L+U delivered the content in the workshop and also supported the design lab through real-time energy simulation and hands-on consultation. Teams received immediate feedback on their designs and could quickly see how specific moves increased or decreased energy use. By working side-by-side with the architects, we demonstrated what an integrated process could look like, helping them to practice what questions to ask and when to ask them.
WHAT WE DID
Created advanced curriculum for architects around the themes of heat, air, light, and energy
Brought measuring tools and developed exercises so that participants could relate quantitative metrics with real-time experience
Delivered lectures that blended fundamentals with exemplary case studies
Developed a phased design exercise that participants used to apply theoretical ideas
Created workflow that allowed real-time simulation and feedback on design ideas
Trained graduate students on simulation tools and orchestrated placements for them in the offices of high-profile architects.
The goal of the workshop was to connect everyday experience with quantitative performance predictions and design decisions, making invisible energy flows not just understandable but palpable. The workshop included lectures, field measurements, design exercises, simulation tutorials, and policy discussions. We developed a 50-page booklet explaining fundamental principals and approaches along with a 65-page workbook with illustrated software workflows, tutorials, and exercises.
Our unique approach was to present advanced concepts of building energy use and occupant comfort through the lens of architectural space and material as a filter for the environment. Over the course of four days, each team of architects re-designed the Boston Apple Store in one of four climates: New York, Helsinki, Taipei, or Los Angeles. Each day we concentrated on different aspect of the building’s performance in order to increase occupant comfort and decrease energy use. The focus of Day 1 was light, Day 2 was heat, Day 3 was air, and Day 4 was energy and integration.
Throughout the workshop, the building site conditions as a party wall, urban retail establishment facing south remained the same and the design needed to support the existing program elements of the Apple Store. Participants were encouraged to redesign everything else, including the building dimensions, materials, façades, roof, interior floors and partitions, vertical communication, and program position. Additional elements could be added as appropriate.
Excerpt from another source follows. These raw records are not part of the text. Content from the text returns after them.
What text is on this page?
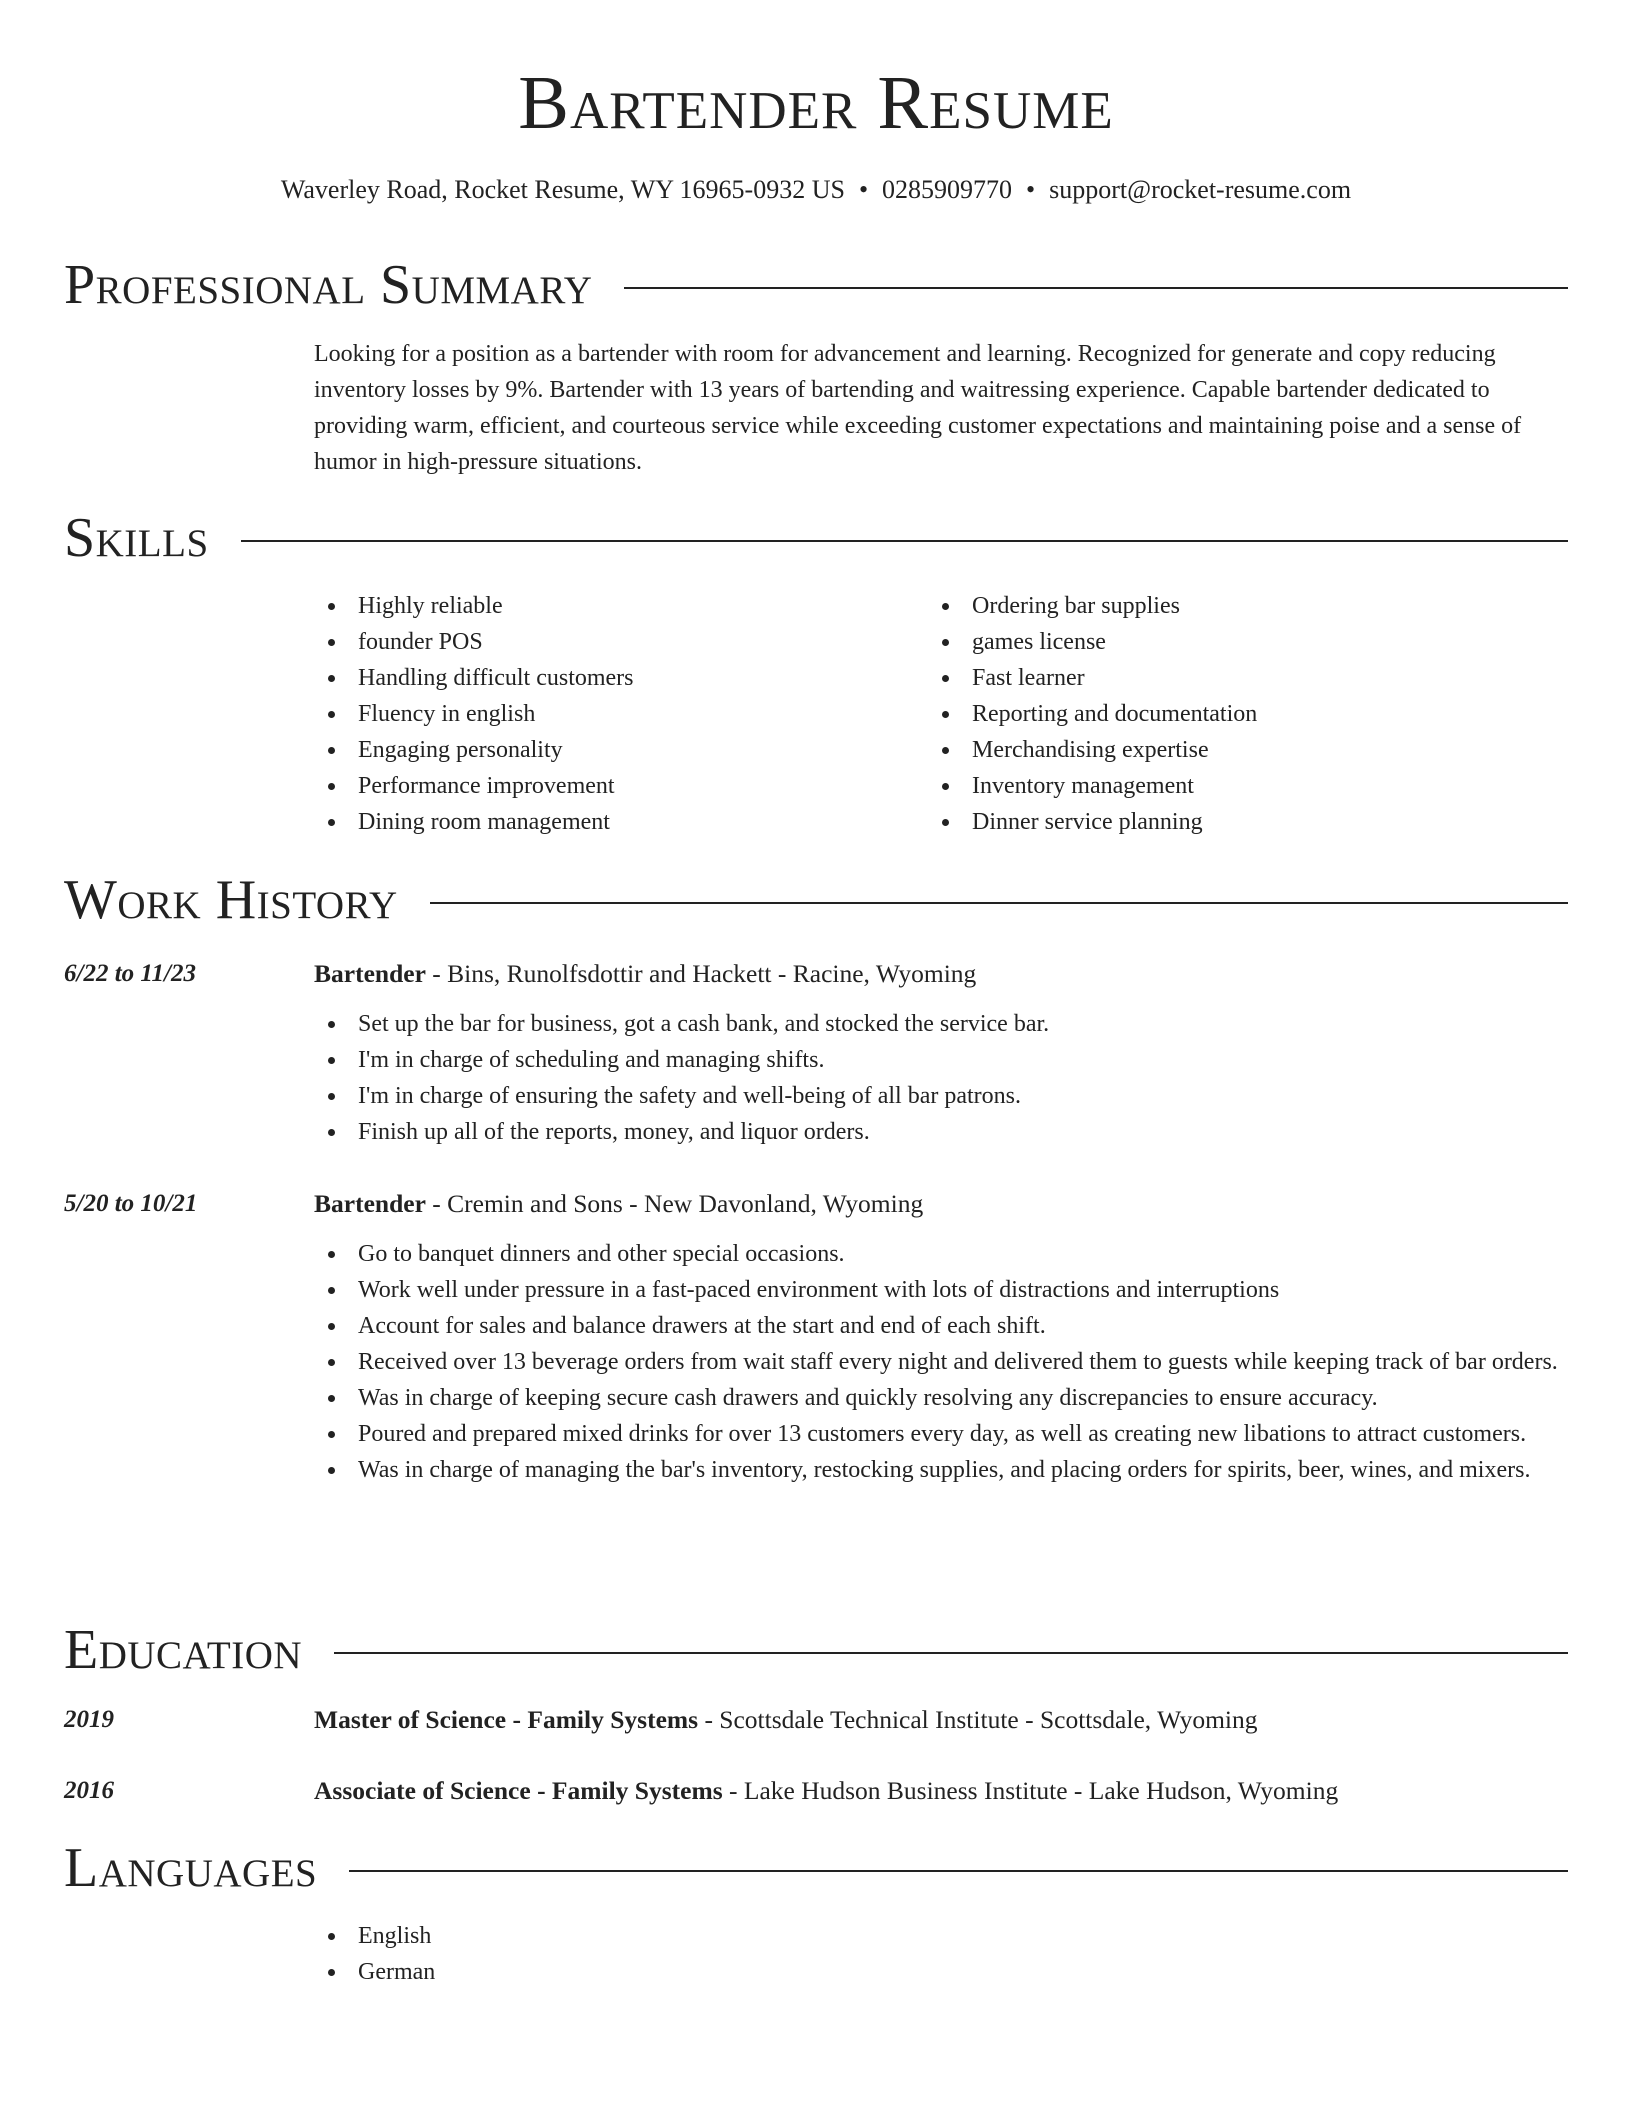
Bartender Resume
Waverley Road, Rocket Resume, WY 16965-0932 US • 0285909770 • support@rocket-resume.com
Professional Summary

Looking for a position as a bartender with room for advancement and learning. Recognized for generate and copy reducing inventory losses by 9%. Bartender with 13 years of bartending and waitressing experience. Capable bartender dedicated to providing warm, efficient, and courteous service while exceeding customer expectations and maintaining poise and a sense of humor in high-pressure situations.

Skills
Highly reliable
founder POS
Handling difficult customers
Fluency in english
Engaging personality
Performance improvement
Dining room management
Ordering bar supplies
games license
Fast learner
Reporting and documentation
Merchandising expertise
Inventory management
Dinner service planning
Work History
6/22 to 11/23	Bartender - Bins, Runolfsdottir and Hackett - Racine, Wyoming
Set up the bar for business, got a cash bank, and stocked the service bar.
I'm in charge of scheduling and managing shifts.
I'm in charge of ensuring the safety and well-being of all bar patrons.
Finish up all of the reports, money, and liquor orders.
5/20 to 10/21	Bartender - Cremin and Sons - New Davonland, Wyoming
Go to banquet dinners and other special occasions.
Work well under pressure in a fast-paced environment with lots of distractions and interruptions
Account for sales and balance drawers at the start and end of each shift.
Received over 13 beverage orders from wait staff every night and delivered them to guests while keeping track of bar orders.
Was in charge of keeping secure cash drawers and quickly resolving any discrepancies to ensure accuracy.
Poured and prepared mixed drinks for over 13 customers every day, as well as creating new libations to attract customers.
Was in charge of managing the bar's inventory, restocking supplies, and placing orders for spirits, beer, wines, and mixers.
Education
2019	Master of Science - Family Systems - Scottsdale Technical Institute - Scottsdale, Wyoming
2016	Associate of Science - Family Systems - Lake Hudson Business Institute - Lake Hudson, Wyoming
Languages
English
German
Each design team consisted of a group of Tokyo-based architects and an energy modeler. The energy modelers had prepared “base case” simulations of comfort and energy use for the Apple Store in the four target climates. As the design teams re-thought the ways the building could mediate its environment, the energy modelers modified the base case to understand the effect of the modifications. This “on-the-fly” energy and comfort modeling was a ground-breaking exercise. It allowed quick feedback and informed, iterative design. It meant that as a design team added a window or increased the roof insulation, they could see the effect this would have not only on annual energy use but also on hourly occupant comfort. This kind of analysis would usually take weeks to complete, but the modeling team was able to turn results around in hours, sometimes minutes. Both the design iterations and the modeling results are presented here. The workshop as a whole emphasized an integrated approach to low-energy buildings that gives designers aesthetic freedom and the confidence to work collaboratively with their engineers.
Thanks to significant support from UC Berkeley professor Dana Buntrock, 40 of the leading lights in Japanese architecture assembled in Tokyo for the workshop. The workshop’s goal was to serve as a catalyst for change and a model for subsequent collaboration.
True to its aim, the workshop spurred a series of exchanges between building energy experts in the United States and Japan. Since 2011 L+U has been engaged in various initiatives around Japan in the realms of energy policy, academics, architectural practice, and construction. The workshop format also turned out to be an effective model for architects in the United States, as L+U hosted our “Zero Energy Summer Camp” and continues to employ the rapid feedback simulation techniques in our consulting practice.